Frequently Asked Questions
Questions are organized by category. Click a category to expand it, then select a question.
To view all questions in all categories, click [Expand].
If you don't find the answer to your question, please use our feedback form (top).
PlantGDB provides sequence data for >70,000 plant species, custom EST assemblies (PUT) for over 150 species, web tools and plant genome browsers, as well as an outreach portal for plant genomics. For more information on PlantGDB, visit our About page or take a brief tour on our Help Home Page.
Use the 'feedback link' at the top right corner of any PlantGDB web page. We will contact you within 24 hours. You are also welcome to contact any of the PlantGDB contacts listed under About.
PlantGDB has been optimized for use with Firefox 3, Safari, or Internet Explorer 7 / 8. Many advanced features require that Javascript be enabled. If you encounter problems viewing any page at PlantGDB.org, please contact us using our feedback page. Please include a description of what didn't work as expected, and what web browser/operating system you were using. We will do our best to address the problem.
- PlantGDB's Public Plant Sequence data is updated every four months, coinciding with every other GenBank Version Release (December, April, and August). Transcript assemblies (PUT) are updated at this time and are typically made available 2-4 weeks after version update.

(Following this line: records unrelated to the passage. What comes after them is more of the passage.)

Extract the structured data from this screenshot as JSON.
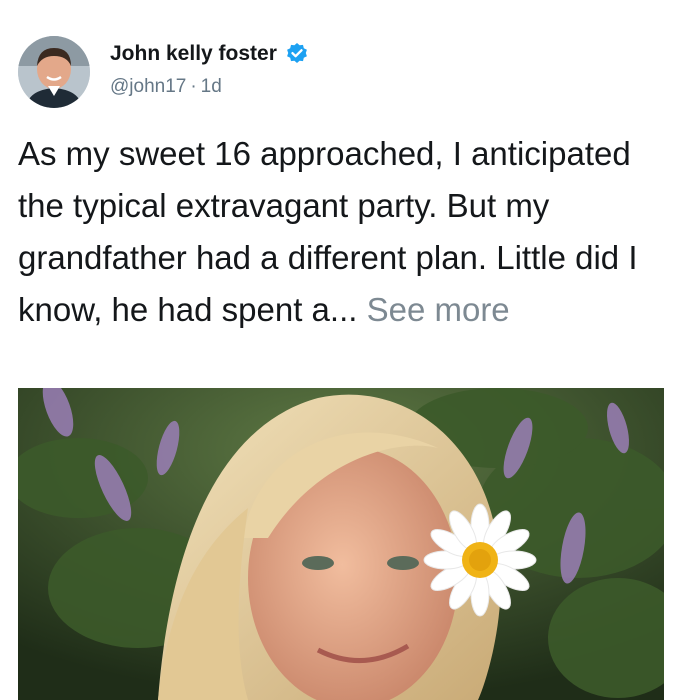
{
  "tweet": {
    "author_name": "John kelly foster",
    "handle": "@john17",
    "separator": "·",
    "time": "1d",
    "body": "As my sweet 16 approached, I anticipated the typical extravagant party. But my grandfather had a different plan. Little did I know, he had spent a...",
    "see_more": "See more",
    "verified_icon": "verified-badge-icon",
    "colors": {
      "text": "#14171a",
      "muted": "#657786",
      "verified": "#1da1f2"
    }
  }
}
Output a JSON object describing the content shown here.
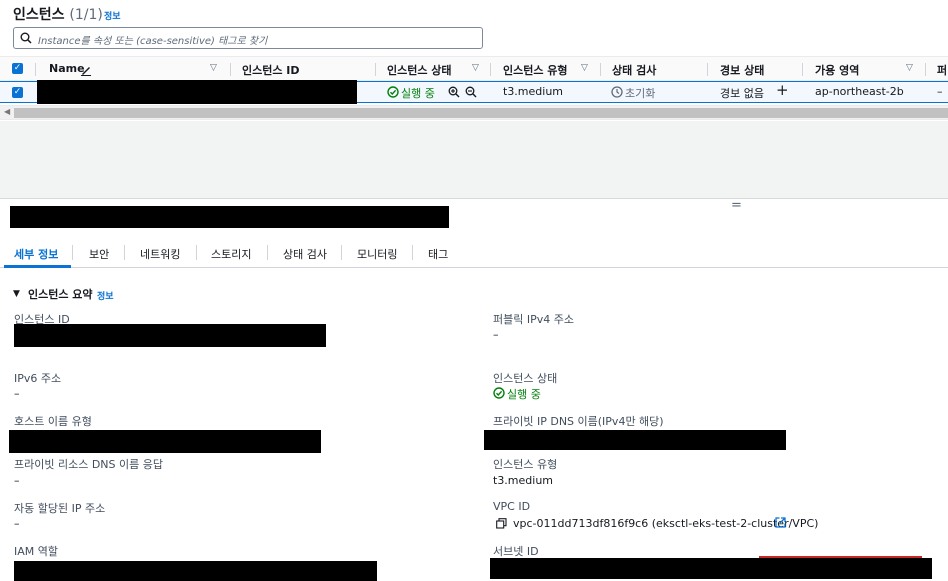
{
  "header": {
    "title": "인스턴스",
    "count": "(1/1)",
    "info": "정보"
  },
  "search": {
    "placeholder": "Instance를 속성 또는 (case-sensitive) 태그로 찾기"
  },
  "table": {
    "columns": [
      "Name",
      "인스턴스 ID",
      "인스턴스 상태",
      "인스턴스 유형",
      "상태 검사",
      "경보 상태",
      "가용 영역",
      "퍼"
    ],
    "row": {
      "state": "실행 중",
      "type": "t3.medium",
      "status_check": "초기화",
      "alarm": "경보 없음",
      "az": "ap-northeast-2b",
      "extra": "–"
    }
  },
  "detail": {
    "resize_handle": "="
  },
  "tabs": [
    "세부 정보",
    "보안",
    "네트워킹",
    "스토리지",
    "상태 검사",
    "모니터링",
    "태그"
  ],
  "summary": {
    "title": "인스턴스 요약",
    "info": "정보",
    "left": {
      "instance_id_label": "인스턴스 ID",
      "ipv6_label": "IPv6 주소",
      "ipv6_value": "–",
      "hostname_type_label": "호스트 이름 유형",
      "private_dns_label": "프라이빗 리소스 DNS 이름 응답",
      "private_dns_value": "–",
      "auto_ip_label": "자동 할당된 IP 주소",
      "auto_ip_value": "–",
      "iam_label": "IAM 역할"
    },
    "right": {
      "public_ipv4_label": "퍼블릭 IPv4 주소",
      "public_ipv4_value": "–",
      "state_label": "인스턴스 상태",
      "state_value": "실행 중",
      "private_ip_dns_label": "프라이빗 IP DNS 이름(IPv4만 해당)",
      "type_label": "인스턴스 유형",
      "type_value": "t3.medium",
      "vpc_label": "VPC ID",
      "vpc_value": "vpc-011dd713df816f9c6 (eksctl-eks-test-2-cluster/VPC)",
      "subnet_label": "서브넷 ID"
    }
  }
}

- Genome data at PlantGDB are updated periodically when a new genome assembly becomes available, or when transcript data are significantly increased.

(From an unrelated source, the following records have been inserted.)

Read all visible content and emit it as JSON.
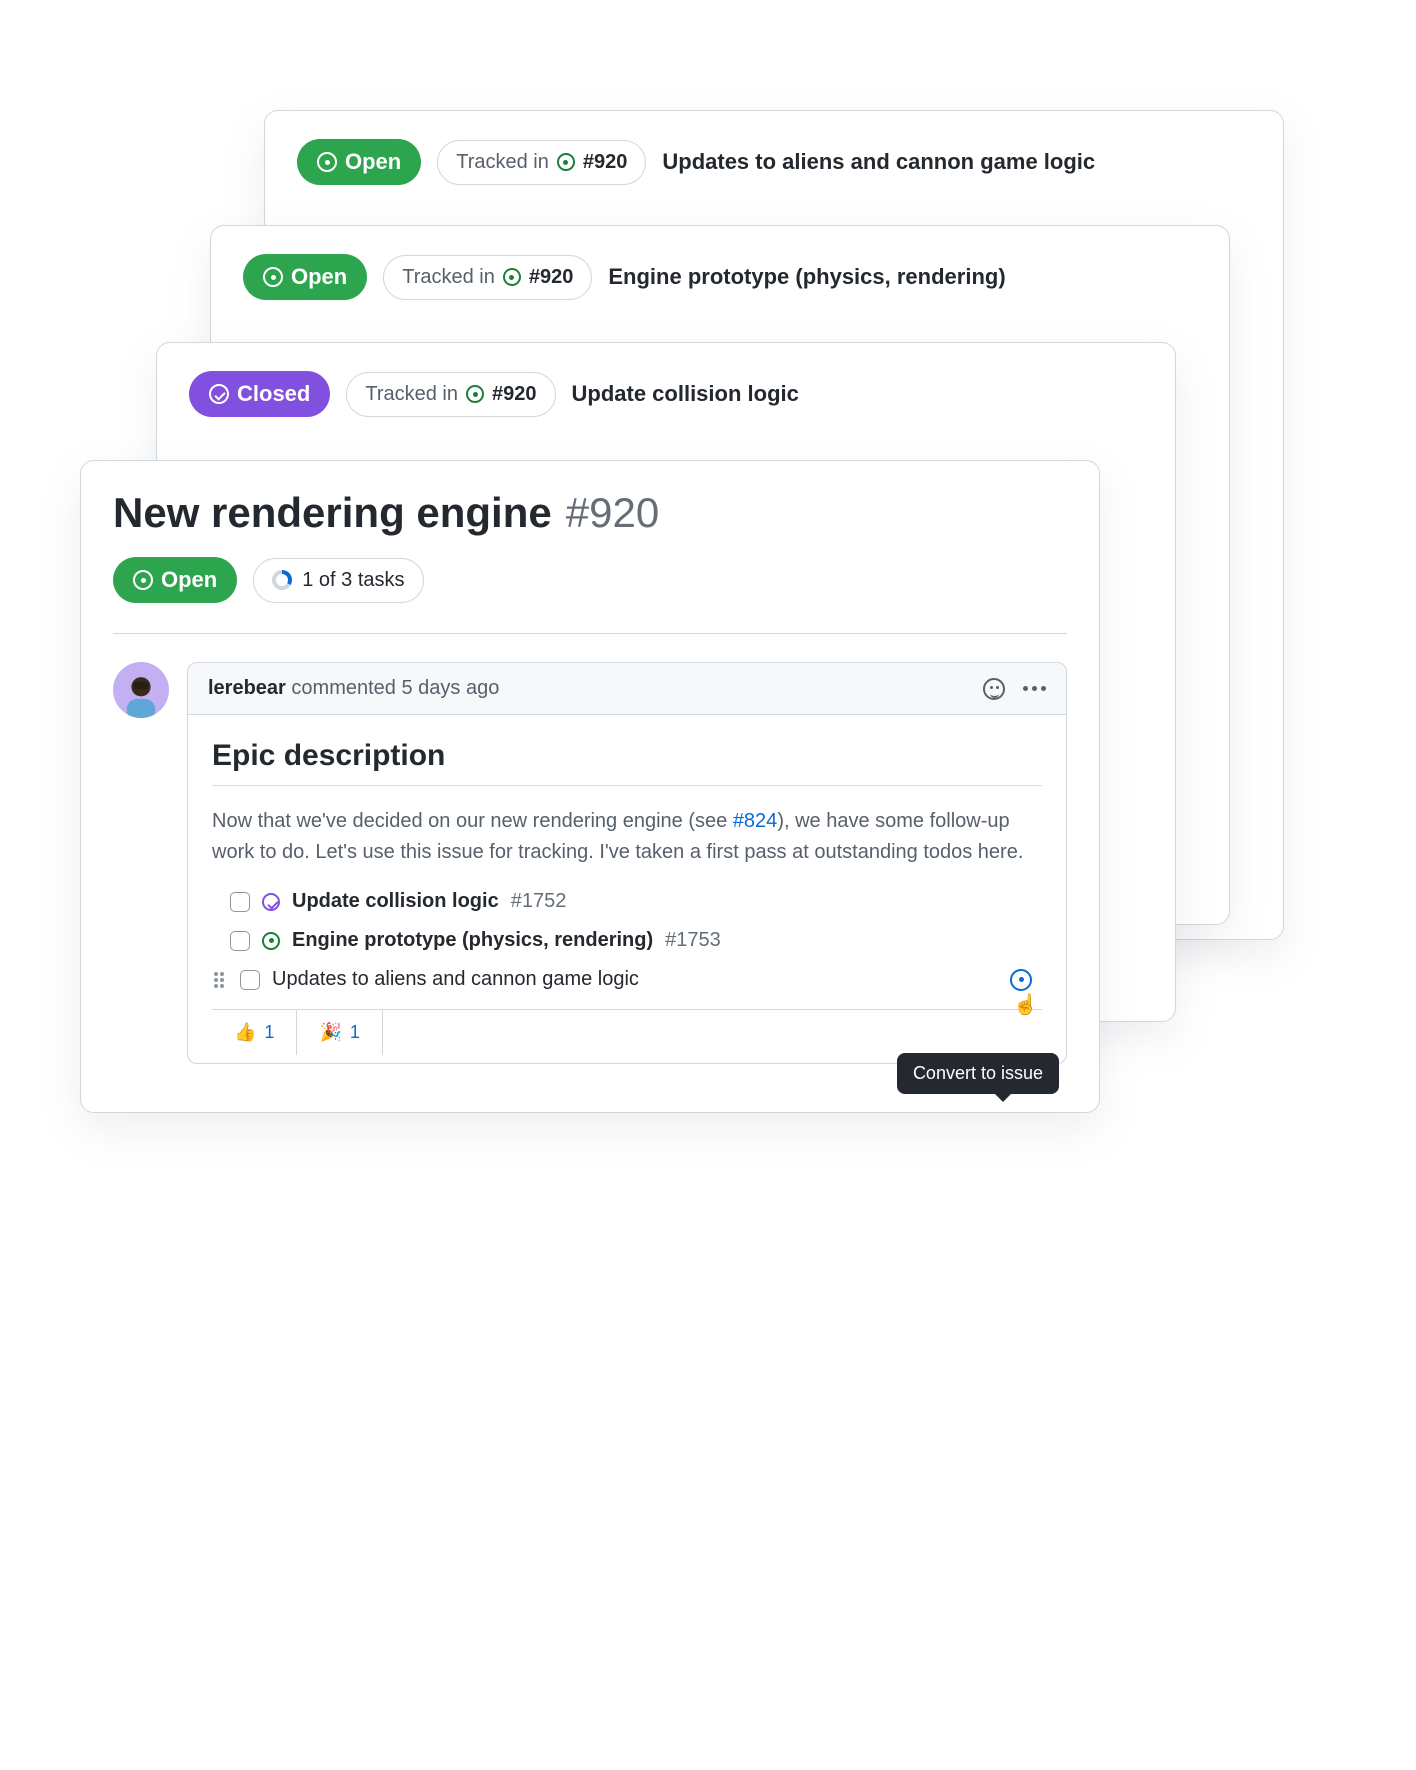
{
  "colors": {
    "open": "#2da44e",
    "closed": "#8250df",
    "link": "#0969da",
    "issueGreen": "#1a7f37"
  },
  "cards": [
    {
      "status": "Open",
      "statusKind": "open",
      "trackedLabel": "Tracked in",
      "trackedNum": "#920",
      "title": "Updates to aliens and cannon game logic"
    },
    {
      "status": "Open",
      "statusKind": "open",
      "trackedLabel": "Tracked in",
      "trackedNum": "#920",
      "title": "Engine prototype (physics, rendering)"
    },
    {
      "status": "Closed",
      "statusKind": "closed",
      "trackedLabel": "Tracked in",
      "trackedNum": "#920",
      "title": "Update collision logic"
    }
  ],
  "main": {
    "title": "New rendering engine",
    "issueNum": "#920",
    "status": "Open",
    "tasksLabel": "1 of 3 tasks",
    "tasksDone": 1,
    "tasksTotal": 3
  },
  "comment": {
    "author": "lerebear",
    "verb": "commented",
    "time": "5 days ago",
    "heading": "Epic description",
    "bodyPrefix": "Now that we've decided on our new rendering engine (see ",
    "bodyLink": "#824",
    "bodySuffix": "), we have some follow-up work to do. Let's use this issue for tracking. I've taken a first pass at outstanding todos here.",
    "tasks": [
      {
        "status": "closed",
        "title": "Update collision logic",
        "num": "#1752"
      },
      {
        "status": "open",
        "title": "Engine prototype (physics, rendering)",
        "num": "#1753"
      },
      {
        "status": "plain",
        "title": "Updates to aliens and cannon game logic",
        "num": ""
      }
    ],
    "reactions": [
      {
        "emoji": "👍",
        "count": "1"
      },
      {
        "emoji": "🎉",
        "count": "1"
      }
    ]
  },
  "tooltip": "Convert to issue"
}
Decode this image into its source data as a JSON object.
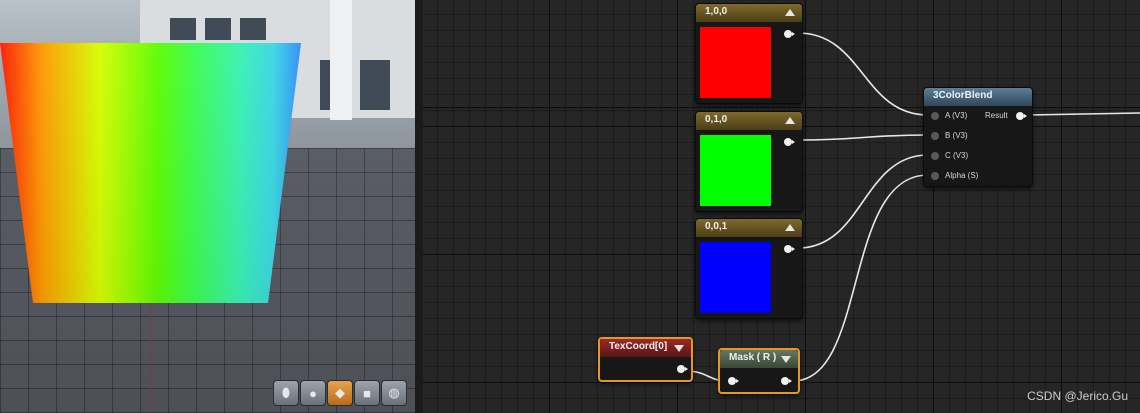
{
  "viewport": {
    "toolbar": [
      {
        "name": "cylinder-icon",
        "glyph": "⬮",
        "active": false
      },
      {
        "name": "sphere-icon",
        "glyph": "●",
        "active": false
      },
      {
        "name": "plane-icon",
        "glyph": "◆",
        "active": true
      },
      {
        "name": "cube-icon",
        "glyph": "■",
        "active": false
      },
      {
        "name": "teapot-icon",
        "glyph": "◍",
        "active": false
      }
    ]
  },
  "graph": {
    "nodes": {
      "const_red": {
        "title": "1,0,0",
        "color": "#ff0000"
      },
      "const_green": {
        "title": "0,1,0",
        "color": "#00ff00"
      },
      "const_blue": {
        "title": "0,0,1",
        "color": "#0000ff"
      },
      "blend": {
        "title": "3ColorBlend",
        "inputs": [
          "A (V3)",
          "B (V3)",
          "C (V3)",
          "Alpha (S)"
        ],
        "output": "Result"
      },
      "texcoord": {
        "title": "TexCoord[0]"
      },
      "mask": {
        "title": "Mask ( R )"
      }
    }
  },
  "watermark": "CSDN @Jerico.Gu"
}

- For more information , see FAQ categories 'Plant Sequence and PUT assemblies' and 'Genome Browsers' below.
- Sequence data and metadata data are stored on our servers in three primary forms: 1) In MySQL databases which store metadata and links to other data types; 2) In multiFASTA-formatted sequence files, for sequence retrieval using FASTACMD; 3) In indices for BLAST and GeneSeqer analysis.

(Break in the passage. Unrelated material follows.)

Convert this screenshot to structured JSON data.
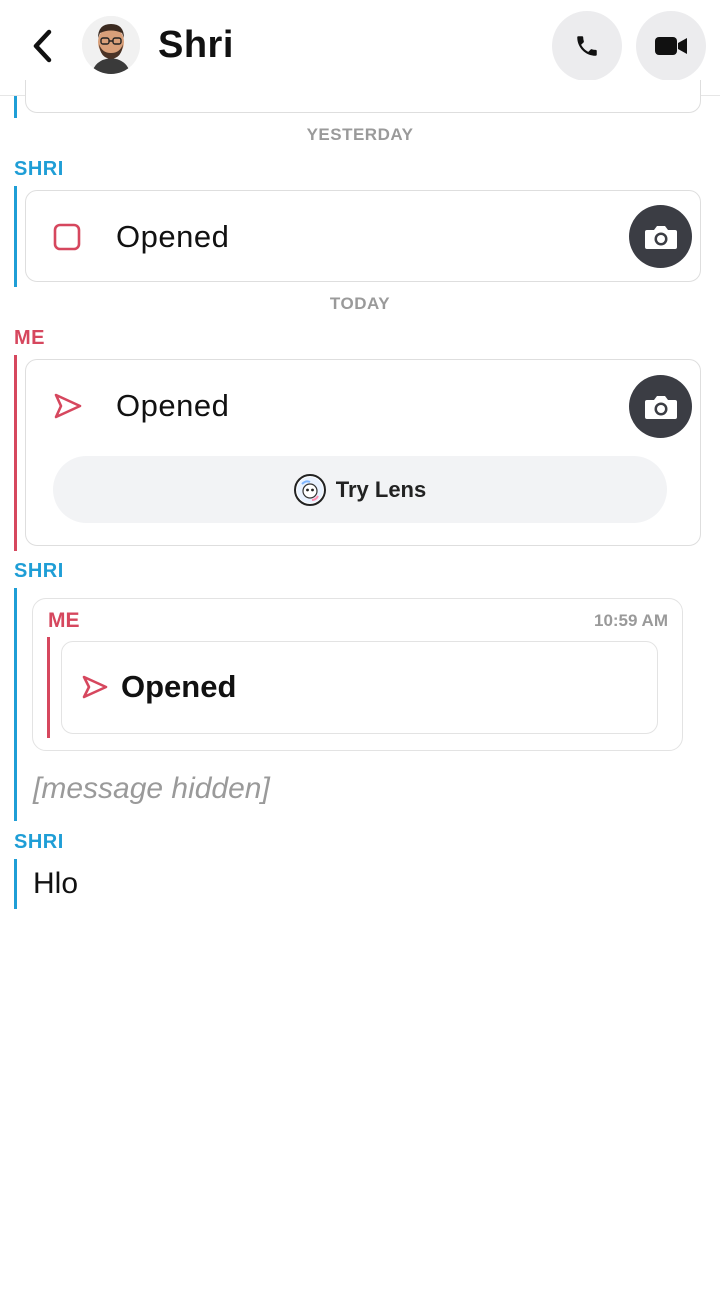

- For more information about how to access and download PlantGDB sequence data, see FAQ categories 'Plant Sequence and PUT assemblies' and 'Genome Browsers' below.
For an overview of sources and methods, each GDB has a Data and Methods page, accessed from the left menubar or via the Data and Methods Portal.
- We obtain both genome sequence and gene model (annotation) data from original source repositories which may differ for each genome. The data source is identified on the genome browser home page under "Genome/Gene Models". In all cases, we provide both links to the original data source and local copies of all data files used in compiling our genome databases (see next f.a.q. item).
- Other data displayed for each genome consists of splice-aligned transcript (EST, cDNA, TSA), splice-aligned related-species protein data, and microarray probe sequences (which are first matched to PUT assemblies and then positioned on the genome). Spliced alignments and probe positioning are carried out at PlantGDB using primary data downloaded from GenBank (transcript), genome repositories (proteins), and PLEXdb (probes).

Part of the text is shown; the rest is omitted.